McCarty hesitated and then said slowly:
“Denny, you’ll mind the other night after we had examined it I put it in a cracker box while we went for a bite to eat and when we came home you saw me hunting around for something?”
“You were trying to whistle, too!” Dennis nodded. “That always means you think you’re putting something over! What was it?”
“I was hunting for that cracker box. I knew the minute we came back into the room somebody’d been there, for there was the stale smell of a heavy cigar on the air, not as if he’d been smoking right then, but the scent of it was strong on him as he passed through the place; when I found the box missing I knew what he’d come for.”

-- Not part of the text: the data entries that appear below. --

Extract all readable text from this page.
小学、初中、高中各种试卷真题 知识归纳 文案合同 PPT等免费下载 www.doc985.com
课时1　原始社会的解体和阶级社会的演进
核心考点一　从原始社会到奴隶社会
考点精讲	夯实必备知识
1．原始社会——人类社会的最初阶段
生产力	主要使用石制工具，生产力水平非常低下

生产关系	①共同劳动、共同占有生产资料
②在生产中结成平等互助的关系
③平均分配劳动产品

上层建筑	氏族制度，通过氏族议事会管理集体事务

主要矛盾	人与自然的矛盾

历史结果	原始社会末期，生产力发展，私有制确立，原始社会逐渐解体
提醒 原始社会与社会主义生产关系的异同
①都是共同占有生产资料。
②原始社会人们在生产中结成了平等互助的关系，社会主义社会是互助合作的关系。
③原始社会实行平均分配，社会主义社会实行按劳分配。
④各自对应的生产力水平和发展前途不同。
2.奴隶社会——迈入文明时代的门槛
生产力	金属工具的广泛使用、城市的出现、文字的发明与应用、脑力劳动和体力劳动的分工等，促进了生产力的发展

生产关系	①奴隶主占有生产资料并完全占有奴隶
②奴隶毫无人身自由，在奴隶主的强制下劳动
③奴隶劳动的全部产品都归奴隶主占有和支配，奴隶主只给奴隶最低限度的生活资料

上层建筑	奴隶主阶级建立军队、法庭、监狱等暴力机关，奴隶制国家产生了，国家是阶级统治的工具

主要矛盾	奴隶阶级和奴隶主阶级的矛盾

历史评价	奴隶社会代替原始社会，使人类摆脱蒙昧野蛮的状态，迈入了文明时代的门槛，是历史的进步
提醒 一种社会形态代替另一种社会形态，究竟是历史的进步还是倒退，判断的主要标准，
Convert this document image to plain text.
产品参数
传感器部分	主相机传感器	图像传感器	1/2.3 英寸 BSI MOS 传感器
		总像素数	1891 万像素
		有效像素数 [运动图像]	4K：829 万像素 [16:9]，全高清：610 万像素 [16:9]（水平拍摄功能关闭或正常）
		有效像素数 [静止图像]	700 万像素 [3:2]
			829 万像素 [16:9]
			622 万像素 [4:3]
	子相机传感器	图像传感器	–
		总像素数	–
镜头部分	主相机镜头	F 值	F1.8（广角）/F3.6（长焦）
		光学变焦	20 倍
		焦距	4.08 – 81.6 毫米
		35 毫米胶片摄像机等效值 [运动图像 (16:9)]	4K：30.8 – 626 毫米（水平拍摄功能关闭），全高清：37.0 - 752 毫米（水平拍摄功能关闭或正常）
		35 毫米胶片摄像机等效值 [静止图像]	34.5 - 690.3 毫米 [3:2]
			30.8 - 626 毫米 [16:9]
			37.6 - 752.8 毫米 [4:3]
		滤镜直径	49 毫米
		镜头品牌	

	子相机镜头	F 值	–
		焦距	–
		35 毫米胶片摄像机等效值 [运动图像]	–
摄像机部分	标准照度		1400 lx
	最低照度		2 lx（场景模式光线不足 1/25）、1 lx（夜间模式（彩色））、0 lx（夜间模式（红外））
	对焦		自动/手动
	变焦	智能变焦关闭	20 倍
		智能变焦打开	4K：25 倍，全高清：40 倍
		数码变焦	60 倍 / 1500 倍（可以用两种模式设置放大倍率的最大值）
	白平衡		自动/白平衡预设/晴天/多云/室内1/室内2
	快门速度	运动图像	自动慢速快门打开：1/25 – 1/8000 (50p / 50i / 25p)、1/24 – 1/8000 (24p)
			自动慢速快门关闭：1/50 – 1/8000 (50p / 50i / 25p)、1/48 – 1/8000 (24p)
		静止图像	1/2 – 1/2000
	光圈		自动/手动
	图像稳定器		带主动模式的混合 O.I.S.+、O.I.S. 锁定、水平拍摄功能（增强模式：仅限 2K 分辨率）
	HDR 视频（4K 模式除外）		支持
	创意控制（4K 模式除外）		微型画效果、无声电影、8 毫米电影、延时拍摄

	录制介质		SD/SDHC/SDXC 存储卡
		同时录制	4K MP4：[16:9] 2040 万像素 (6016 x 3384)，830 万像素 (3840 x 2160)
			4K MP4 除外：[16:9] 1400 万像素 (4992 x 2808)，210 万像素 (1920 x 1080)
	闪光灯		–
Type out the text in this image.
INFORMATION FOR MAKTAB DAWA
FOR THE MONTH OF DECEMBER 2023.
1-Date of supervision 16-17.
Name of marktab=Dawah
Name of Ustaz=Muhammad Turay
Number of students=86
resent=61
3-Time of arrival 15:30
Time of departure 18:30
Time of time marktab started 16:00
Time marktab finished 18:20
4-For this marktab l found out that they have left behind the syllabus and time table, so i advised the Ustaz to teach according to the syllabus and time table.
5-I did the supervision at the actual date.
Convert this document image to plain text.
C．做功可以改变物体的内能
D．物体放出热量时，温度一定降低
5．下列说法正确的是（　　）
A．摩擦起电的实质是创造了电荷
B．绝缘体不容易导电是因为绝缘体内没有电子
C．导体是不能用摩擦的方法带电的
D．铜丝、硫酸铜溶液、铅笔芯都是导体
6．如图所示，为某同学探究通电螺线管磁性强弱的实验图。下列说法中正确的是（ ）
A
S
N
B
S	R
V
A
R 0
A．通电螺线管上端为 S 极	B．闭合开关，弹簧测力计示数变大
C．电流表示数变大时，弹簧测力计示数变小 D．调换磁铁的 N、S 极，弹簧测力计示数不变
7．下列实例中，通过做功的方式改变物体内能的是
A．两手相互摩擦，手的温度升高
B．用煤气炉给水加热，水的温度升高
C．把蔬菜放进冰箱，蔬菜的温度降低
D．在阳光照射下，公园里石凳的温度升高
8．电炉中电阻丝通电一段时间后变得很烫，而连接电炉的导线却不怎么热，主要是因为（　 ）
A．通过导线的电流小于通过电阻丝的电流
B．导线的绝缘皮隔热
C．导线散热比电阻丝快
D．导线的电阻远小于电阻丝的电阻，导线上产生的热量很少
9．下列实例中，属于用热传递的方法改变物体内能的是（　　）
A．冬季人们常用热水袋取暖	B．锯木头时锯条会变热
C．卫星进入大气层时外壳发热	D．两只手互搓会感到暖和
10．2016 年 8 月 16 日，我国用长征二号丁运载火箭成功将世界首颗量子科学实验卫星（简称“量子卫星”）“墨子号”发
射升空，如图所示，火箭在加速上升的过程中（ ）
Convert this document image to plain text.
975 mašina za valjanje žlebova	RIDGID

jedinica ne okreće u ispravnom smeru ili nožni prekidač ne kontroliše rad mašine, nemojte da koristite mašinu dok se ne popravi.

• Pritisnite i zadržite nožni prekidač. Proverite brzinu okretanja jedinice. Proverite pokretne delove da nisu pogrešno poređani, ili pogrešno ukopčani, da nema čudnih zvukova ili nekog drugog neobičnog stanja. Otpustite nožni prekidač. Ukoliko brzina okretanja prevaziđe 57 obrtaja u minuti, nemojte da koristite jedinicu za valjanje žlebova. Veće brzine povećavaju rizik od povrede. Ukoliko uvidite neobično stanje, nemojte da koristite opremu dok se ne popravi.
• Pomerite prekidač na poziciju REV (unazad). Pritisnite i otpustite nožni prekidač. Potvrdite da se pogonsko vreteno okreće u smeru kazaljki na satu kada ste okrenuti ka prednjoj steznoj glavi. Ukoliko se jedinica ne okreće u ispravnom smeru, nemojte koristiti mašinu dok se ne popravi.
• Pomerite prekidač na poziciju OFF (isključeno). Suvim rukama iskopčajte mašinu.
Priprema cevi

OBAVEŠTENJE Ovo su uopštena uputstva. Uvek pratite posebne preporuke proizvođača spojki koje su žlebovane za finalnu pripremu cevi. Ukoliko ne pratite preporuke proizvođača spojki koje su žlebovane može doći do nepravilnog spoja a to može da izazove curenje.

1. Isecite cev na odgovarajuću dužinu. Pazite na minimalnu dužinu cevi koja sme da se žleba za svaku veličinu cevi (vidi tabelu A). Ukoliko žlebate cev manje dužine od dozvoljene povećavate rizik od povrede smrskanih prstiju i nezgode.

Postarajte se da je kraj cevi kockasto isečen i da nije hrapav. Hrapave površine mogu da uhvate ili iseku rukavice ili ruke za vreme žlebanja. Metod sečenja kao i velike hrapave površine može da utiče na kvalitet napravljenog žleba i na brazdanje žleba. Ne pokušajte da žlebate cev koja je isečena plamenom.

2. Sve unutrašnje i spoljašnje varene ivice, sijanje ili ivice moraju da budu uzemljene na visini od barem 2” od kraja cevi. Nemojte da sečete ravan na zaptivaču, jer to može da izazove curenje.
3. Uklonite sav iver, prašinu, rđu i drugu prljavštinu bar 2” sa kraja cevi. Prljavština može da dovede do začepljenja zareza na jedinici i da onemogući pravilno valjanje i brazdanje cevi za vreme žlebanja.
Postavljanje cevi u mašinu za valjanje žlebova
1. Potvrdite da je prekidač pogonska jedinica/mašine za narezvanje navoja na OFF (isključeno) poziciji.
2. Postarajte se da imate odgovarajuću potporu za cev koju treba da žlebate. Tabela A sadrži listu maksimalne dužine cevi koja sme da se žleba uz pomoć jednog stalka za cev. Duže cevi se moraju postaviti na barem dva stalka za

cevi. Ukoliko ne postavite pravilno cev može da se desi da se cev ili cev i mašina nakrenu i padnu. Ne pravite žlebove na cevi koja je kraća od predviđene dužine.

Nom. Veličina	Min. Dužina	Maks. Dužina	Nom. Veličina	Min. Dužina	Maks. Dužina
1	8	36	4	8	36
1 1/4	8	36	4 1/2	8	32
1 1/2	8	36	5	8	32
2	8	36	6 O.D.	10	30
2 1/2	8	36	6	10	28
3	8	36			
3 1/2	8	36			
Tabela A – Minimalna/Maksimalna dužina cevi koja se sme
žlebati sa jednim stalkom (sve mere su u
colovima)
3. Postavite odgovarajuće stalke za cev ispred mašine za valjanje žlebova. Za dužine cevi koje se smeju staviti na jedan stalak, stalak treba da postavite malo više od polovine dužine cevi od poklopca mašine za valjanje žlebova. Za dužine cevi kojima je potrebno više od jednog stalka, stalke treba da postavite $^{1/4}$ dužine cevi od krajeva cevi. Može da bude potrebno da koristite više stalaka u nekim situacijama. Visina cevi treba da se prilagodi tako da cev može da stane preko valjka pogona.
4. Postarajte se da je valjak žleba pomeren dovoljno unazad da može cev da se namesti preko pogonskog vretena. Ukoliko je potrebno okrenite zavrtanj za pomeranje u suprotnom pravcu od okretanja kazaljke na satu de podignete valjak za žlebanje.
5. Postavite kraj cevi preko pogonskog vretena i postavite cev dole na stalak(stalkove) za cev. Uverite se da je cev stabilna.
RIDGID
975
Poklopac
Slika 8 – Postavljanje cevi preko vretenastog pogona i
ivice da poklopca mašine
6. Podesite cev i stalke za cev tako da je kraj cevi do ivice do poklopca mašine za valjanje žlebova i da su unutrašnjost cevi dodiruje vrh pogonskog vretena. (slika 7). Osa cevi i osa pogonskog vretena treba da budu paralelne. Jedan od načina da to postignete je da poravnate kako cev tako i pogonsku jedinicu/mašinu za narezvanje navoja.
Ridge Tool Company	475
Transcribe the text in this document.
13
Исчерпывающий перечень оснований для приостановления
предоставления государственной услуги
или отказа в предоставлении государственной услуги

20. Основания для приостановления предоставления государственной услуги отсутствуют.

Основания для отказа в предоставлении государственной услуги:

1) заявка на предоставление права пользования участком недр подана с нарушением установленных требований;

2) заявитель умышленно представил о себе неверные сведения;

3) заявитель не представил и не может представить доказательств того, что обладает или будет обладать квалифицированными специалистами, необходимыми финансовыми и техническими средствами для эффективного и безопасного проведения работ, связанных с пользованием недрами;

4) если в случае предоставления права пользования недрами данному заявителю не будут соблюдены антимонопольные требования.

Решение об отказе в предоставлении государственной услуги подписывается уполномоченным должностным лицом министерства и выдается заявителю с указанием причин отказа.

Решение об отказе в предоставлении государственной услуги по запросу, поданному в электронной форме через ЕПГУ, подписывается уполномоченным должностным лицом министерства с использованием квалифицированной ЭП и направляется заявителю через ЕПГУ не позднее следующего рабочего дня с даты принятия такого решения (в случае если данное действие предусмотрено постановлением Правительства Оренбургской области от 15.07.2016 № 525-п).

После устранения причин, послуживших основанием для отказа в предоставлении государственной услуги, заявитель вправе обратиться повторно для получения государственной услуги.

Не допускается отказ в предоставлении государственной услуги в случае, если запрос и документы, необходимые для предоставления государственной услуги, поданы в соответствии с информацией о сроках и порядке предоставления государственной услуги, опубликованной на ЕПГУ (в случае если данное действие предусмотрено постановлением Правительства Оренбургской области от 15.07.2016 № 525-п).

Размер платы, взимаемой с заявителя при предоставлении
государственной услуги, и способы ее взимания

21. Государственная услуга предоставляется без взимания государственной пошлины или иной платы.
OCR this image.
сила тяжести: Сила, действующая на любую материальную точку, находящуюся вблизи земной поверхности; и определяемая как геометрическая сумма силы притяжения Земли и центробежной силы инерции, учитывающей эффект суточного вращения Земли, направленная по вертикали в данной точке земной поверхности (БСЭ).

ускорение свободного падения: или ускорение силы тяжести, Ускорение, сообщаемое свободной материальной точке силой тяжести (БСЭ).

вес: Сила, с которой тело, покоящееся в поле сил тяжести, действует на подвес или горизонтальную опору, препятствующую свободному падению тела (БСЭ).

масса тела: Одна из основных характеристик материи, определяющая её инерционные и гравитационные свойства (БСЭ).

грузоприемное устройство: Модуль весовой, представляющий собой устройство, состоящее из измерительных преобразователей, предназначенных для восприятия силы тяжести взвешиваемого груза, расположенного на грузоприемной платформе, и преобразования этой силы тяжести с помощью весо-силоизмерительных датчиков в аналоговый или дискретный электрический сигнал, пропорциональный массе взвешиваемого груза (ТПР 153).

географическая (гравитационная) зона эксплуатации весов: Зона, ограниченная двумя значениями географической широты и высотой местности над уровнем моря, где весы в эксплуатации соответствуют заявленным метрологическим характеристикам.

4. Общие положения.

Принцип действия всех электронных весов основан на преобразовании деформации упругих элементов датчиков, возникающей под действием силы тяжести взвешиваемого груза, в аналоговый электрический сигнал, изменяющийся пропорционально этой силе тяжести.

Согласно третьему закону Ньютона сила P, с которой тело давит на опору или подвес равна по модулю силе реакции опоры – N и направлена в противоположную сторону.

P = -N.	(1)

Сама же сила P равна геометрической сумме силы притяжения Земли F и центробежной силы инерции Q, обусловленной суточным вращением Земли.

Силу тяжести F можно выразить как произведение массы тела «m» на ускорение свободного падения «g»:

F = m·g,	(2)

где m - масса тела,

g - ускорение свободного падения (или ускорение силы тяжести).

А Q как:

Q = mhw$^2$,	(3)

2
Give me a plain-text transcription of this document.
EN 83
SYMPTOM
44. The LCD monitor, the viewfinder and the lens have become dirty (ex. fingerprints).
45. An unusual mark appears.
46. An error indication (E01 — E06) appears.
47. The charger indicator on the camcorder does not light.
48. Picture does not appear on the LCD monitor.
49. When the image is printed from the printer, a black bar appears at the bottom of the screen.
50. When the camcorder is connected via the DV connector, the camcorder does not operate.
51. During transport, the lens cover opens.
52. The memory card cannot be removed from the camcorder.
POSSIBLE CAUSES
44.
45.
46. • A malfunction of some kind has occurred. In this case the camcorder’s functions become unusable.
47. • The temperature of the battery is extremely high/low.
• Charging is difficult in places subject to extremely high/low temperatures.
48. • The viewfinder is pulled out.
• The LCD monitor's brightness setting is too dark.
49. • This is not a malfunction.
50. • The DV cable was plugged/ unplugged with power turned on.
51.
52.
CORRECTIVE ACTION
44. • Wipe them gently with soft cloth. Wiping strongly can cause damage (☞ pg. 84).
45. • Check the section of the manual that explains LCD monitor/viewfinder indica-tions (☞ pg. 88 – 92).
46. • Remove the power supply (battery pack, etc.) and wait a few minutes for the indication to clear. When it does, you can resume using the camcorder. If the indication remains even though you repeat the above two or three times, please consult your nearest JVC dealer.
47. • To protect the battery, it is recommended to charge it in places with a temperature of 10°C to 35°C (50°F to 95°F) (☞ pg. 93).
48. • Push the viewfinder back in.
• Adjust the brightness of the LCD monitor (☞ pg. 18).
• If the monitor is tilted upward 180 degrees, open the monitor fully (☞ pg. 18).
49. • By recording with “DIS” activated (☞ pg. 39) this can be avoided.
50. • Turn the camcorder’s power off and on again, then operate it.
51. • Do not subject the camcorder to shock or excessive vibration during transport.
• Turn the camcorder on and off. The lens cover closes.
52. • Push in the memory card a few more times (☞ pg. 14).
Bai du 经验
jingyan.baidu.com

“Think of that now! Do you know what it means, Mac? The murderer knew you and not the medical examiner’s assistant had taken it from the conservatory! I wonder if he followed us from then on? The sight of us parading through the streets with all them balloons would have told him we were on, if he wasn’t blind!” Dennis grinned. “Leave the medical examiner find out what kind of gas was it; we know how ’twas give to her, though not what busted the balloon right in her face nor how the gas got in it! The notion come to me that ’twas not meant to kill Lucette, anyway.”
“Not kill her!” exclaimed McCarty. “The first whiff of it must have knocked her cold!”
“But what if it was intended for the baby and not for her?” Dennis lowered his voice. “What if the murderer has a craze for killing children? I’ve heard tell of such things and so have you! Suppose Hughes was poisoned by mistake in the first place for Ching Lee, so that little Fu Moy wouldn’t be protected. Then Horace was taken away and maybe killed and the Bellamy baby was next on the list—!”
“Denny, you’re running wild!” McCarty interrupted in his turn. “The murderer’s brain has got a twist to it, but he’s not as crazy as all that. Baby-killers are just stupid, low brutes without the shrewdness or knowledge to plan such crimes as we’re up against now. We’re fighting a mind, not a fist with a knife or a club in it!”
“So you’ve been saying!” Dennis retorted disgustedly. “That comes of those books you’ve been reading! Whilst you’ve been figuring out his ancestors and the blood that’s in him to decide is he in the ‘Born’ or ‘Habit’ class, like that Diagnostic book of yours has it, he’s been having an Old Home Week in the Mall, kidnapping and killing right and left! ’Twill be a week to-night—!”
McCarty beat a hasty retreat and took his solitary way to the restaurant, where he ate a hearty dinner to make up for the deferred lunch. Then he returned to the Mall, to prowl about like an unquiet if somewhat too material ghost. The rain had stopped at last and although the sky was still partially overcast the glimmer of a few stars gave promise of a clear dawn. Lights were brilliant in the Sloane, Parsons and Orbit residences, but low in Goddard’s and Mrs. Bellamy’s, where the lady had been in a hysterical state since the murder of her baby’s nurse.